For starters, I was hospitalized the week of my baby-shower and told that I would not be leaving the hospital until I delivered (goal was 34weeks). So rather than cancelling the event I sent my husband in my place and we video-chatted the event so that I could say hello to everyone and see my husband opening gifts. It was very beautiful and I am so grateful for my family for putting it all together. But am a little sad now because I was so hopped up on drugs and medicine at the time that I honestly remember very little of the video-chat.
Secondly, My 1st, 2nd, and 3rd trimester photo frame wasn’t completed because I delivered Anastasia before I could get a 3rd trimester ultrasound photo. I completed the set with a photo of her and when people see the frame they are usually confused but then we share our story.
Lastly, but probably the one I was bummed about the most, I never got to do a Maternity Photo-Shoot. I had it all planned out. I have some photos of me while I was pregnant but honestly, if the baby-bump stickers weren’t there saying how far along I was, you wouldn’t even know I was pregnant. Since I have been overweight my whole life it wasn’t really noticeable that I was pregnant, my stomach had only started to round out around the time I was hospitalized. I had planned on waiting until I got closer to my due date when I should’ve been properly “popped” and then going to Duke Gardens, with my nephew (who’s a photographer).
So why do I bring these up now?
It’s not in an effort to gain sympathy, nor is it a “poor me” episode. But rather, now that Anastasia is home, healthy, and thriving. I am able to look back a little easier on the whole experience with a little less anxiety. When I was hospitalized and realized I wouldn’t get to go to my baby shower or have my maternity shoot I would force myself to focus only on the health of the baby because that is what mattered and I didn’t wanted to bum/stress myself out because I needed to keep my blood pressure in check.

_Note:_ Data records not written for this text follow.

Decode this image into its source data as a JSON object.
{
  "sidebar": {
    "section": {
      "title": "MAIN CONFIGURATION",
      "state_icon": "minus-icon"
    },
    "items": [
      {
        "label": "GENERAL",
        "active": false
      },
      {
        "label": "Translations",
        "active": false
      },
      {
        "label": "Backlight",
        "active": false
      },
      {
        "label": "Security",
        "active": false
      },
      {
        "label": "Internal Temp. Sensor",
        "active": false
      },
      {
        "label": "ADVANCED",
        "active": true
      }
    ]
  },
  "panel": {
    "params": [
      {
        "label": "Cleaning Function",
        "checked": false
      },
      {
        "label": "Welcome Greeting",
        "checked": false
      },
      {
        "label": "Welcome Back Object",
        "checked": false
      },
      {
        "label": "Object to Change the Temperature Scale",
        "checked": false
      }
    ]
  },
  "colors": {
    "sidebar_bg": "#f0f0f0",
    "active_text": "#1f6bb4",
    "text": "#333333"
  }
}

I was already on edge, terrified, and overflowing with emotions; I’m honestly surprised I didn’t run out of tears.
Then after she was born and in the NICU, Joshua had to go to work after a week and I was home recovering from a C-Section and couldn’t drive anywhere. So I was going through stuff in my office and found the 3-trimester ultrasound photo frame I had purchased as a memento. Again, all alone, I was filled with a deep sadness at yet another thing I missed out on. I found 2 ultrasound photos and put them in there and decided to put my at-the-time favorite photograph of Anastasia as the 3rd trimester. The end result was cute and it is now my favorite frame on the wall because it symbolizes everything that happened in a subtle way.

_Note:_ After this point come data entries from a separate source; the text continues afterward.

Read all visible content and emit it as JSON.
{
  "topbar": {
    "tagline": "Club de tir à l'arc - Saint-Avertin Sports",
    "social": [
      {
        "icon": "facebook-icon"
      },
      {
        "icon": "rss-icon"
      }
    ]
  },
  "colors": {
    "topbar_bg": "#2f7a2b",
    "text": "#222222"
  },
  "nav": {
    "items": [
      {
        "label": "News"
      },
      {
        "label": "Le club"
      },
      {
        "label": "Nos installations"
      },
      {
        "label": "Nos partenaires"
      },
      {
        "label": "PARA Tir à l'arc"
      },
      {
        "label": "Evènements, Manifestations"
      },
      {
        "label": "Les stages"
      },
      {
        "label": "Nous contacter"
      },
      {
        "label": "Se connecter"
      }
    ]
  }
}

But the reality of it is, everyone hears of postpartum depression. Some may say it is a myth. Some may think it is impossible to be depressed after having such a beautiful blessing and bundle of joy bestowed upon them. But it is very real. I can only say that I am blessed to have such an amazing support system and an amazing husband by my side because I know it would have been very easy to let myself fall into that pit of despair had they not been there. There were days where the weight of it all, having Anastasia prematurely, me being home while she stayed at the hospital, or simply being alone during the day, would feel insurmountable and there were nights were all I wanted to do was cry. Visiting Anastasia was one of the only things that would help me keep my spirits up and I would honestly just go sit at the hospital and hold her for hours, but then would tear up again every time I had to leave her there and go home.

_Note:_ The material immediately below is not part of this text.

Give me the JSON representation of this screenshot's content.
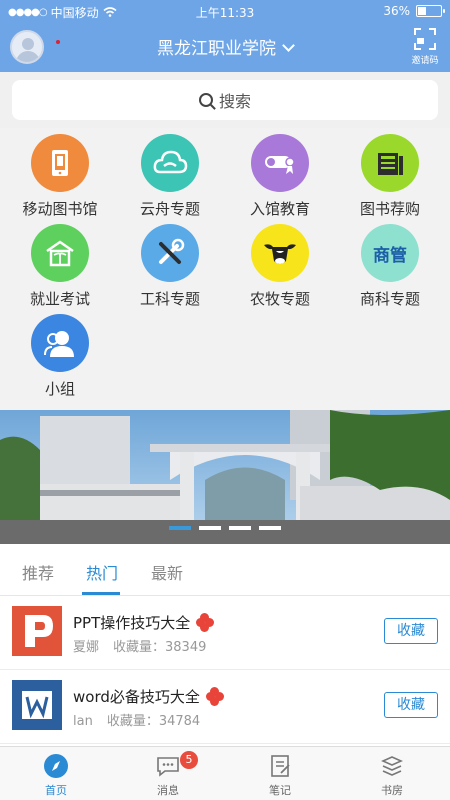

It feels like forever ago, now that Anastasia is home, and it all feels like a bad dream. But then there are moments when women will want to share their birth stories and I will just walk away because thinking back on that time and everything we went through brings with it the wave of emotions, fear, and anxiety that we faced. With the Lord by my side I was able to cross that bridge and He gave me the strength to continue but it was a struggle, keeping the baby blues at bay.